For decades, health has been defined as the absence of disease. If you don’t have symptoms, you’re “healthy.”
But that definition is broken. It reduces health to a checkbox where no illness equals healthy. And it keeps healthcare focused on treating disease instead of cultivating wellness. It keeps us waiting until something breaks before we act. And it’s why “health” has become a profitable business — one that benefits pharmaceutical companies and insurance providers more than the people it claims to serve. The truth is, if health only means “not sick”, then the industry wins when we lose.
But what if we changed the way we see health? What if health wasn’t the absence of illness, but the presence of well-being?
We’ve been conditioned to use illness as our starting point. To say we “have a health condition” when really what we have is an illness. Health means wellness. The opposite is what we’ve been sold. And when we buy into that belief, we excuse ourselves from other parts of health — from building resilience in our mindset, to tending our relationships, to choosing movement and nourishment. We outsource our wellness to medication alone, as if pills could replace the habits that build vitality. But let’s get real: illness is not an excuse to stop living. Illness can become the call to action that gets us back to strength.
The World Health Organization said it back in 1946: health is “a state of complete physical, mental, and social well-being, not merely the absence of disease.” In other words, health is multifaceted. Emotional and social wellness matter just as much as the physical. They knew it then, but we’ve ignored it.
So what do we do now? We stop waiting for illness to define us. We stop living in “prevention someday”, and we start protecting health today by choosing actions that give us strength now.
Call it protection. Call it resilience. Call it daily defense.
It’s training your mind so stress doesn’t take you down. Moving your body so it stays functional, no matter your age. Fueling with food that energizes instead of depletes. Surrounding yourself with people who bring peace, not chaos. Creating a home that feels like rest, not tension. Building money and work habits that reduce pressure instead of piling it on. Reconnecting with nature, gratitude, and your own biology.

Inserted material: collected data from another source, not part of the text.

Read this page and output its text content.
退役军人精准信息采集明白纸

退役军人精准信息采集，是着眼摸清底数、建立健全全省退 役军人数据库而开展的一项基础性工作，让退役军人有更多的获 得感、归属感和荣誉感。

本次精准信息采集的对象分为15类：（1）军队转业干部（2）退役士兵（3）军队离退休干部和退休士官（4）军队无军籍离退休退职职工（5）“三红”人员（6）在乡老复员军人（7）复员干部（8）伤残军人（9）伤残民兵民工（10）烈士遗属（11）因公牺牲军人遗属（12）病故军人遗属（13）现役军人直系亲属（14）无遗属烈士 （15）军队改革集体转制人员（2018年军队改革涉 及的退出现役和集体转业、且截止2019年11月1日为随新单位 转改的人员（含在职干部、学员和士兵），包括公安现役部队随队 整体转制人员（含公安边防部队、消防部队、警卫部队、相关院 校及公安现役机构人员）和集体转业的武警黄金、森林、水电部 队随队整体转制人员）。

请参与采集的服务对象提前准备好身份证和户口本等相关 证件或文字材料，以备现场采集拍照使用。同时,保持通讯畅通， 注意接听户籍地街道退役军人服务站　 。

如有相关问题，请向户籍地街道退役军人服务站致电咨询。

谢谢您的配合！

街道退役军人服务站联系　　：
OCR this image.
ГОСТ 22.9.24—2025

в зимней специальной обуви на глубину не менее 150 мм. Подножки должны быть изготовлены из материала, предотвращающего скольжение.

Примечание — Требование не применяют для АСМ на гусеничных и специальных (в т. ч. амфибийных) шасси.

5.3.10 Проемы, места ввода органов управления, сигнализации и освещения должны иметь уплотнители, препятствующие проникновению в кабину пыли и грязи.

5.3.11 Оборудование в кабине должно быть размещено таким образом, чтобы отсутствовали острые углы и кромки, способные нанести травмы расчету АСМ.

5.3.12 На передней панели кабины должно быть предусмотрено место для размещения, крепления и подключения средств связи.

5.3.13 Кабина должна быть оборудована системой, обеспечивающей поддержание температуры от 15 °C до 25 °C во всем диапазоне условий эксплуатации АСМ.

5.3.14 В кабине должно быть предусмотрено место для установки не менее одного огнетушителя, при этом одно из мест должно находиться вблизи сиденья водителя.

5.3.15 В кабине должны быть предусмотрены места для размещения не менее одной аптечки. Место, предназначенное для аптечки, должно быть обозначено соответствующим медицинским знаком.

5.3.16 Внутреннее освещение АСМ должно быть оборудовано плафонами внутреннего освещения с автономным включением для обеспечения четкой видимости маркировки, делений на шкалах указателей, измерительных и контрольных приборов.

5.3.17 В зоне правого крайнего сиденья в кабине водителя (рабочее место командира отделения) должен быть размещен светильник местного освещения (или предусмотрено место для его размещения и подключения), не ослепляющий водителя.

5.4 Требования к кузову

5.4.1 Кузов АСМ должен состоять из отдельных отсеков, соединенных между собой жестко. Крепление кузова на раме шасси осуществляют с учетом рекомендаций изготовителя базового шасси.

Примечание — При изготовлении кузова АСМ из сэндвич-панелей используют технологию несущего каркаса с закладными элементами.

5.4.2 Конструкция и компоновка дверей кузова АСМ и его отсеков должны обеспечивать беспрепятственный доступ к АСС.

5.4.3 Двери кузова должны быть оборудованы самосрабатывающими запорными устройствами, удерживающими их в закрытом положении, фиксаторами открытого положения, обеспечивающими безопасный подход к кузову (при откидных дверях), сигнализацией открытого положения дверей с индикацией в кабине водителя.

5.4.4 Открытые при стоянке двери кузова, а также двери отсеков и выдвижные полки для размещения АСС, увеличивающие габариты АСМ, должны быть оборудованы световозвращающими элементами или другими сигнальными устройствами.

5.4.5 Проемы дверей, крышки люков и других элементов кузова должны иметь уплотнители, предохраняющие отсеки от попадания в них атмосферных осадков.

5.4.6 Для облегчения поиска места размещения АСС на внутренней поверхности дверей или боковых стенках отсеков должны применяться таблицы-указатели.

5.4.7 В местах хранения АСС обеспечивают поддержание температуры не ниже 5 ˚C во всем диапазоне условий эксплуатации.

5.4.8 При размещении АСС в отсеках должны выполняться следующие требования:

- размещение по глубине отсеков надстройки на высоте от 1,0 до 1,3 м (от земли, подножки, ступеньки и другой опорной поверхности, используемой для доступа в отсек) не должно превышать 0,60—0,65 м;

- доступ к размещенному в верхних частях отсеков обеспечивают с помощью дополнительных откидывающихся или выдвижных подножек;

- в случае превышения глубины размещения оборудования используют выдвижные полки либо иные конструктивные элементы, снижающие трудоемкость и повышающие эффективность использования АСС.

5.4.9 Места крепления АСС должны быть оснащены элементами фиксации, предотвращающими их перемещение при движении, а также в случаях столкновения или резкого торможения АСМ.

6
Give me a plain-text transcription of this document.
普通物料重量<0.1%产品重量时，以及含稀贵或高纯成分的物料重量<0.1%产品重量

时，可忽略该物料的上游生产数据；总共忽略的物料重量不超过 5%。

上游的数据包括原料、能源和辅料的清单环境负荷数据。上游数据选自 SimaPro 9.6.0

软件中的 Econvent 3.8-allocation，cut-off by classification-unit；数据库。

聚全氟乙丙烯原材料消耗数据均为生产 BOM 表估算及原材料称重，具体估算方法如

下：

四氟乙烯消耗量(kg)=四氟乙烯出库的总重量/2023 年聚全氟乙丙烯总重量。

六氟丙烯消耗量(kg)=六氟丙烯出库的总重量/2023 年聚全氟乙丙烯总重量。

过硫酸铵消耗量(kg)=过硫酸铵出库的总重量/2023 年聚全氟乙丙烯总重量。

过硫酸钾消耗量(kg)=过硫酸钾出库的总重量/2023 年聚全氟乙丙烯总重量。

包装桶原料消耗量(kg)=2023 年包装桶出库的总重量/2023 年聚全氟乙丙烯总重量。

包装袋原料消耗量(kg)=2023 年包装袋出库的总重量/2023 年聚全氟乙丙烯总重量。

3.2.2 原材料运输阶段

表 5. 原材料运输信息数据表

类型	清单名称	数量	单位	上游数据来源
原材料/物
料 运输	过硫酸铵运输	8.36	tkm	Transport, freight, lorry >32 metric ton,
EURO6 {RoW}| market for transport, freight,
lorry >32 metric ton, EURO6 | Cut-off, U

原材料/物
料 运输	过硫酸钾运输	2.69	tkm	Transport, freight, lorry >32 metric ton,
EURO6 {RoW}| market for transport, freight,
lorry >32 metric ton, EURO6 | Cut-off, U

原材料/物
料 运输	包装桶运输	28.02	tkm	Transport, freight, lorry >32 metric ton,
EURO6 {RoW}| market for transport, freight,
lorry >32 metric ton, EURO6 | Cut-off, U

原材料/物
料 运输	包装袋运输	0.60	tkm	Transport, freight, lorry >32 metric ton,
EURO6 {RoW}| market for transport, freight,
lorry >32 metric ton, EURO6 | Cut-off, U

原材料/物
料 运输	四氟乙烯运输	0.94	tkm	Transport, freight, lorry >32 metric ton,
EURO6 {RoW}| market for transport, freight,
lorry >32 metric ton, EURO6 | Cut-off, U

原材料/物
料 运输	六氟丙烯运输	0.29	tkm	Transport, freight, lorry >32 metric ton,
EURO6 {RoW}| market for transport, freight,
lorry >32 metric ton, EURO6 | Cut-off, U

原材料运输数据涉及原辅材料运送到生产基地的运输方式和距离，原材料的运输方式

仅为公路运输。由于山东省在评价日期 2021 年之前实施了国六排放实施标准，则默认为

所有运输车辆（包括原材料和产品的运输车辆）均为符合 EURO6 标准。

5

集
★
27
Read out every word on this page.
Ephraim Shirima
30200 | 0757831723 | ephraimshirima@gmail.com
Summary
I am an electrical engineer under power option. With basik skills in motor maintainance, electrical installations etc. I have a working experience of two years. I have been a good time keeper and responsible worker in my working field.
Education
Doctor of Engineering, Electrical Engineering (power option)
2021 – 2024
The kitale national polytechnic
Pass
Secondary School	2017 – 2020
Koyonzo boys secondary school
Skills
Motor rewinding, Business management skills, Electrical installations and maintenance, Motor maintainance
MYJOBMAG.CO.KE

This is health in action. Not waiting. Not reacting. Choosing daily protection that builds capacity before the crash.
And when illness does come — because it can — it doesn’t own you. You don’t collapse into fear, you act. You rest, you strengthen, you nourish, you recover. You make illness the doorway back to wellness instead of the reason you stay stuck.
Because health isn’t luck. It’s not what’s left over when nothing goes wrong. Health is what you build, protect, and strengthen every day. And when you own that, you stop living in survival mode and start living in well-being.
Lao Tzu said, “Health is the greatest possession.” Buddha added, “To keep the body in good health is a duty.” For me, health is the greatest gift. The gift that lets me keep showing up, keep leading, keep moving forward, keep enjoying my life.